The platform's capabilities have already been validated in real projects. In a de novo design project targeting a certain immune-regulating receptor, Matwings Technology successfully obtained dozens of novel binder molecules with in vitro cellular blocking activity using this platform, completing the full process from scaffold screening, interface design, sequence optimization to druggability prediction.

In March this year, Matwings Technology completed over 200 million yuan in Series A financing, jointly led by China Petroleum Kunlun Capital, Shanghai Future Industry Fund, and others. The positive feedback from the capital market indicates that AI-driven full-stack protein R&D platforms are becoming the new foundation for innovative drug infrastructure.

The real test is still ahead.

Outlook for the Industry

The innovative drug industry in 2026 presents truly exciting data. But the sober voices are also worth listening to.

An increase in R&D efficiency does not guarantee R&D success. The results of Phase III clinical trials will determine whether AI technology is truly an 'accelerator' or just a 'placebo.' Some commentators point out that compounds discovered by AI do not show significant differences in advancement speed compared to traditional molecules; Phase III data may ultimately prove only a shortened R&D cycle, rather than a substantial improvement in efficacy.

Behind the celebration of going global, the financial threshold for multi-center international clinical trials remains high. A pharmaceutical executive frankly stated, 'Conducting a large Phase III trial internationally could cost around $1 billion.' This means that being ahead in molecular discovery does not equate to guaranteed commercial success.

In addition, uneven data quality, the 'black box' trust issues of AI models, and the uncertainty of regulatory frameworks are all challenges the industry needs to tackle one by one.

Nevertheless, the direction is already clear.

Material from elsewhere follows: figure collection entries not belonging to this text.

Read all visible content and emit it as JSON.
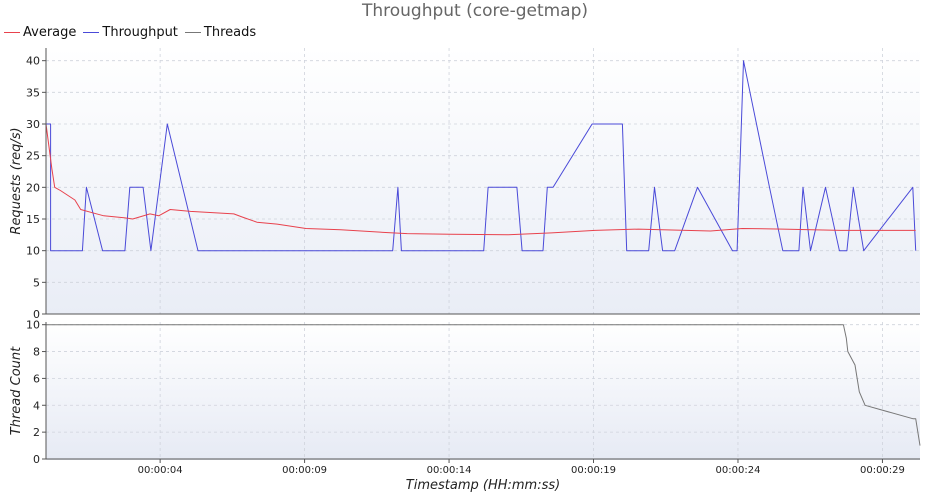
{
  "chart_data": [
    {
      "type": "line",
      "title": "Throughput (core-getmap)",
      "legend": {
        "placement": "top-left",
        "entries": [
          "Average",
          "Throughput",
          "Threads"
        ]
      },
      "colors": {
        "Average": "#e8424d",
        "Throughput": "#4a4ad8",
        "Threads": "#777777"
      },
      "ylabel": "Requests (req/s)",
      "ylim": [
        0,
        42
      ],
      "yticks": [
        0,
        5,
        10,
        15,
        20,
        25,
        30,
        35,
        40
      ],
      "xlim_seconds": [
        0,
        30.25
      ],
      "grid": true,
      "series": [
        {
          "name": "Throughput",
          "x": [
            0.0,
            0.16,
            0.16,
            1.26,
            1.4,
            1.96,
            2.73,
            2.9,
            3.36,
            3.63,
            4.2,
            5.26,
            12.0,
            12.18,
            12.3,
            15.15,
            15.3,
            16.3,
            16.48,
            17.2,
            17.35,
            17.55,
            18.9,
            19.95,
            20.1,
            20.86,
            21.06,
            21.34,
            21.76,
            22.55,
            23.76,
            23.92,
            24.14,
            25.04,
            25.5,
            26.06,
            26.2,
            26.46,
            26.98,
            27.46,
            27.72,
            27.94,
            28.3,
            30.0,
            30.1
          ],
          "y": [
            30,
            30,
            10,
            10,
            20,
            10,
            10,
            20,
            20,
            10,
            30,
            10,
            10,
            20,
            10,
            10,
            20,
            20,
            10,
            10,
            20,
            20,
            30,
            30,
            10,
            10,
            20,
            10,
            10,
            20,
            10,
            10,
            40,
            20,
            10,
            10,
            20,
            10,
            20,
            10,
            10,
            20,
            10,
            20,
            10
          ]
        },
        {
          "name": "Average",
          "x": [
            0.0,
            0.2,
            0.3,
            0.5,
            1.0,
            1.2,
            1.6,
            2.0,
            2.7,
            3.0,
            3.6,
            3.9,
            4.3,
            5.0,
            6.5,
            6.8,
            7.3,
            8.0,
            9.0,
            10.2,
            12.0,
            12.5,
            14.0,
            16.0,
            17.5,
            19.0,
            20.5,
            23.0,
            24.1,
            25.5,
            27.5,
            30.1
          ],
          "y": [
            30,
            23,
            20,
            19.5,
            18,
            16.5,
            16,
            15.5,
            15.2,
            15,
            15.8,
            15.5,
            16.5,
            16.2,
            15.8,
            15.3,
            14.5,
            14.2,
            13.5,
            13.3,
            12.8,
            12.7,
            12.6,
            12.5,
            12.8,
            13.2,
            13.4,
            13.1,
            13.5,
            13.4,
            13.2,
            13.2
          ]
        }
      ]
    },
    {
      "type": "line",
      "ylabel": "Thread Count",
      "ylim": [
        0,
        10.2
      ],
      "yticks": [
        0,
        2,
        4,
        6,
        8,
        10
      ],
      "xlabel": "Timestamp (HH:mm:ss)",
      "xticks": [
        {
          "seconds": 3.95,
          "label": "00:00:04"
        },
        {
          "seconds": 8.95,
          "label": "00:00:09"
        },
        {
          "seconds": 13.95,
          "label": "00:00:14"
        },
        {
          "seconds": 18.95,
          "label": "00:00:19"
        },
        {
          "seconds": 23.95,
          "label": "00:00:24"
        },
        {
          "seconds": 28.95,
          "label": "00:00:29"
        }
      ],
      "xlim_seconds": [
        0,
        30.25
      ],
      "grid": true,
      "series": [
        {
          "name": "Threads",
          "x": [
            0.0,
            27.6,
            27.7,
            27.75,
            28.0,
            28.15,
            28.35,
            30.0,
            30.1,
            30.25
          ],
          "y": [
            10,
            10,
            9,
            8,
            7,
            5,
            4,
            3,
            3,
            1
          ]
        }
      ]
    }
  ]
}
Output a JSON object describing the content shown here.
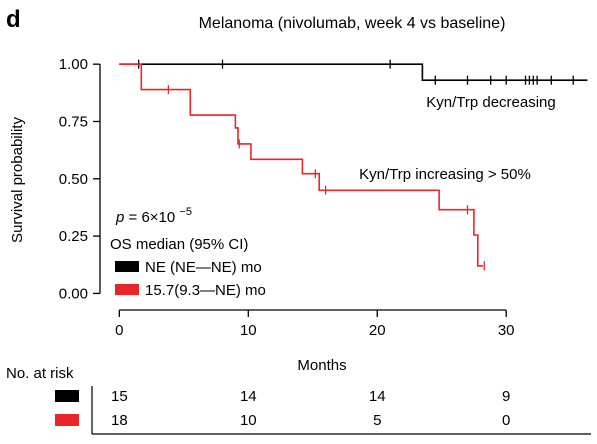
{
  "panel_label": "d",
  "chart_data": {
    "type": "line",
    "title": "Melanoma (nivolumab, week 4 vs baseline)",
    "xlabel": "Months",
    "ylabel": "Survival probability",
    "xlim": [
      -1.5,
      36.5
    ],
    "ylim": [
      -0.02,
      1.04
    ],
    "x_ticks": [
      0,
      10,
      20,
      30
    ],
    "x_tick_labels": [
      "0",
      "10",
      "20",
      "30"
    ],
    "y_ticks": [
      0,
      0.25,
      0.5,
      0.75,
      1.0
    ],
    "y_tick_labels": [
      "0.00",
      "0.25",
      "0.50",
      "0.75",
      "1.00"
    ],
    "grid": false,
    "series": [
      {
        "name": "Kyn/Trp decreasing",
        "color": "#000000",
        "steps": [
          [
            0,
            1.0
          ],
          [
            23.5,
            1.0
          ],
          [
            23.5,
            0.93
          ],
          [
            36.3,
            0.93
          ]
        ],
        "censor": [
          [
            1.5,
            1.0
          ],
          [
            8,
            1.0
          ],
          [
            21,
            1.0
          ],
          [
            24.5,
            0.93
          ],
          [
            27,
            0.93
          ],
          [
            28.8,
            0.93
          ],
          [
            30,
            0.93
          ],
          [
            31.5,
            0.93
          ],
          [
            31.8,
            0.93
          ],
          [
            32.1,
            0.93
          ],
          [
            32.4,
            0.93
          ],
          [
            33.5,
            0.93
          ],
          [
            35.2,
            0.93
          ]
        ]
      },
      {
        "name": "Kyn/Trp increasing > 50%",
        "color": "#e8262a",
        "steps": [
          [
            0,
            1.0
          ],
          [
            1.7,
            1.0
          ],
          [
            1.7,
            0.889
          ],
          [
            5.5,
            0.889
          ],
          [
            5.5,
            0.778
          ],
          [
            9.0,
            0.778
          ],
          [
            9.0,
            0.722
          ],
          [
            9.2,
            0.722
          ],
          [
            9.2,
            0.652
          ],
          [
            10.2,
            0.652
          ],
          [
            10.2,
            0.585
          ],
          [
            14.2,
            0.585
          ],
          [
            14.2,
            0.522
          ],
          [
            15.5,
            0.522
          ],
          [
            15.5,
            0.45
          ],
          [
            24.8,
            0.45
          ],
          [
            24.8,
            0.365
          ],
          [
            27.5,
            0.365
          ],
          [
            27.5,
            0.255
          ],
          [
            27.8,
            0.255
          ],
          [
            27.8,
            0.12
          ],
          [
            28.2,
            0.12
          ]
        ],
        "censor": [
          [
            3.8,
            0.889
          ],
          [
            9.3,
            0.652
          ],
          [
            15.2,
            0.522
          ],
          [
            16.0,
            0.45
          ],
          [
            27.0,
            0.365
          ],
          [
            28.3,
            0.12
          ]
        ]
      }
    ],
    "annotations": [
      {
        "text": "Kyn/Trp decreasing",
        "x": 23.8,
        "y": 0.835
      },
      {
        "text": "Kyn/Trp increasing > 50%",
        "x": 18.6,
        "y": 0.52
      }
    ],
    "stats": {
      "p_prefix": "p",
      "p_value_text": "= 6×10",
      "p_exponent": "−5",
      "median_header": "OS median (95% CI)",
      "legend": [
        {
          "label": "NE (NE—NE) mo",
          "color": "#000000"
        },
        {
          "label": "15.7(9.3—NE) mo",
          "color": "#e8262a"
        }
      ]
    },
    "risk_table": {
      "title": "No. at risk",
      "times": [
        0,
        10,
        20,
        30
      ],
      "rows": [
        {
          "color": "#000000",
          "values": [
            "15",
            "14",
            "14",
            "9"
          ]
        },
        {
          "color": "#e8262a",
          "values": [
            "18",
            "10",
            "5",
            "0"
          ]
        }
      ]
    }
  }
}
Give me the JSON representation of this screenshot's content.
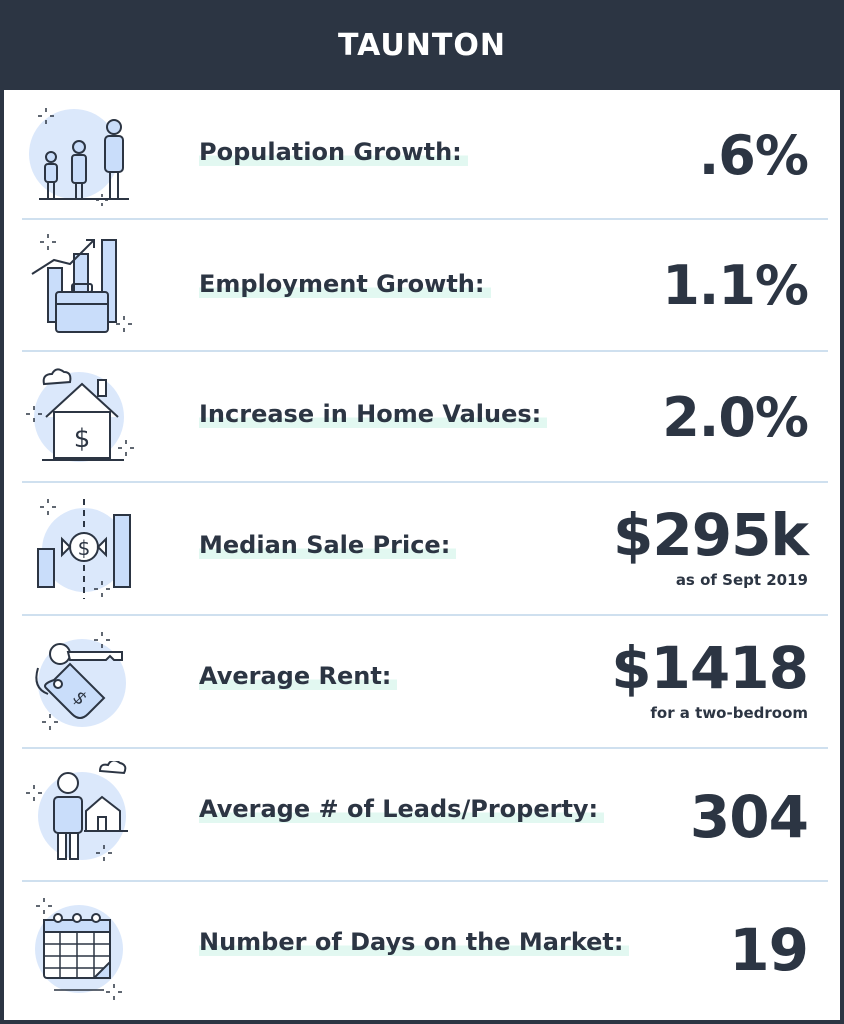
{
  "title": "TAUNTON",
  "rows": [
    {
      "label": "Population Growth:",
      "value": ".6%",
      "icon": "family-icon"
    },
    {
      "label": "Employment Growth:",
      "value": "1.1%",
      "icon": "briefcase-chart-icon"
    },
    {
      "label": "Increase in Home Values:",
      "value": "2.0%",
      "icon": "house-dollar-icon"
    },
    {
      "label": "Median Sale Price:",
      "value": "$295k",
      "note": "as  of Sept 2019",
      "icon": "price-bars-icon"
    },
    {
      "label": "Average Rent:",
      "value": "$1418",
      "note": "for a two-bedroom",
      "icon": "key-tag-icon"
    },
    {
      "label": "Average # of Leads/Property:",
      "value": "304",
      "icon": "person-house-icon"
    },
    {
      "label": "Number of Days on the Market:",
      "value": "19",
      "icon": "calendar-icon"
    }
  ],
  "colors": {
    "header": "#2c3543",
    "text": "#2c3543",
    "accent": "#e2f8f1",
    "icon_fill": "#c9ddfa",
    "divider": "#cfe0ef"
  }
}
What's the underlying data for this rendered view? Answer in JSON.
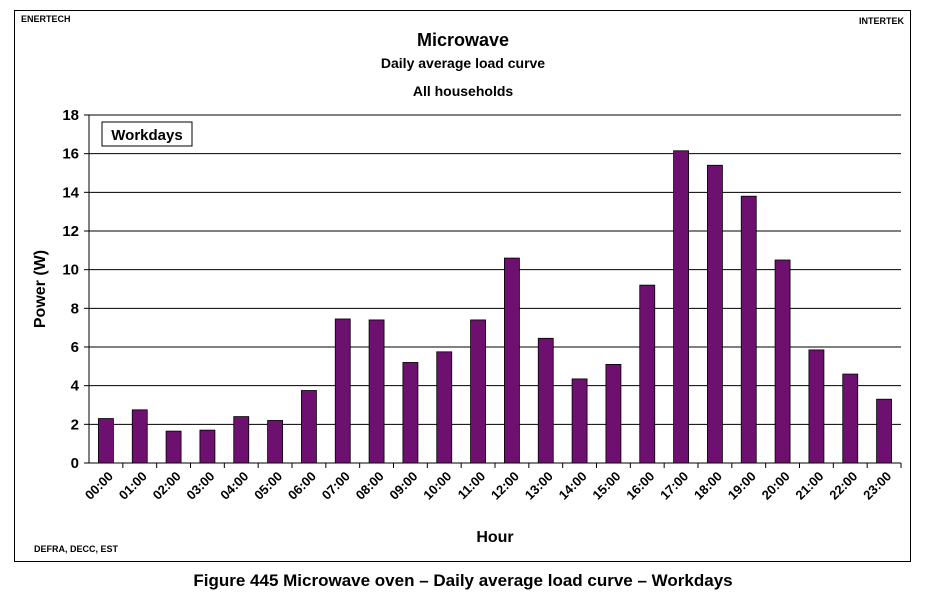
{
  "corner_left": "ENERTECH",
  "corner_right": "INTERTEK",
  "source": "DEFRA, DECC, EST",
  "caption": "Figure 445 Microwave oven – Daily average load curve – Workdays",
  "colors": {
    "bar": "#6e1070",
    "grid": "#000000"
  },
  "chart_data": {
    "type": "bar",
    "title": "Microwave",
    "subtitle": [
      "Daily average load curve",
      "All households"
    ],
    "xlabel": "Hour",
    "ylabel": "Power (W)",
    "ylim": [
      0,
      18
    ],
    "yticks": [
      0,
      2,
      4,
      6,
      8,
      10,
      12,
      14,
      16,
      18
    ],
    "grid": true,
    "legend": "Workdays",
    "categories": [
      "00:00",
      "01:00",
      "02:00",
      "03:00",
      "04:00",
      "05:00",
      "06:00",
      "07:00",
      "08:00",
      "09:00",
      "10:00",
      "11:00",
      "12:00",
      "13:00",
      "14:00",
      "15:00",
      "16:00",
      "17:00",
      "18:00",
      "19:00",
      "20:00",
      "21:00",
      "22:00",
      "23:00"
    ],
    "values": [
      2.3,
      2.75,
      1.65,
      1.7,
      2.4,
      2.2,
      3.75,
      7.45,
      7.4,
      5.2,
      5.75,
      7.4,
      10.6,
      6.45,
      4.35,
      5.1,
      9.2,
      16.15,
      15.4,
      13.8,
      10.5,
      5.85,
      4.6,
      3.3
    ]
  }
}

In 2026, China’s innovative drugs are advancing on two fronts simultaneously: one is the vigorous surge of business development overseas, proving the global competitiveness of Chinese innovative molecules; the other is the fundamental model change brought by AI technology in R&D, shifting drug discovery from 'relying on the inspiration of geniuses' to 'reproducible engineering.'

The intersection of the two points to the same future: innovative drug R&D will no longer be the monopoly of a few large pharmaceutical companies but the main battlefield accessible to more participants.

The real turning point for the industry may not lie in the size of a single deal, but in every protein design, every cycle of experimental iteration, and every molecular screening moving a little faster and more accurately than the last.

This is the long-termism of innovative drug R&D.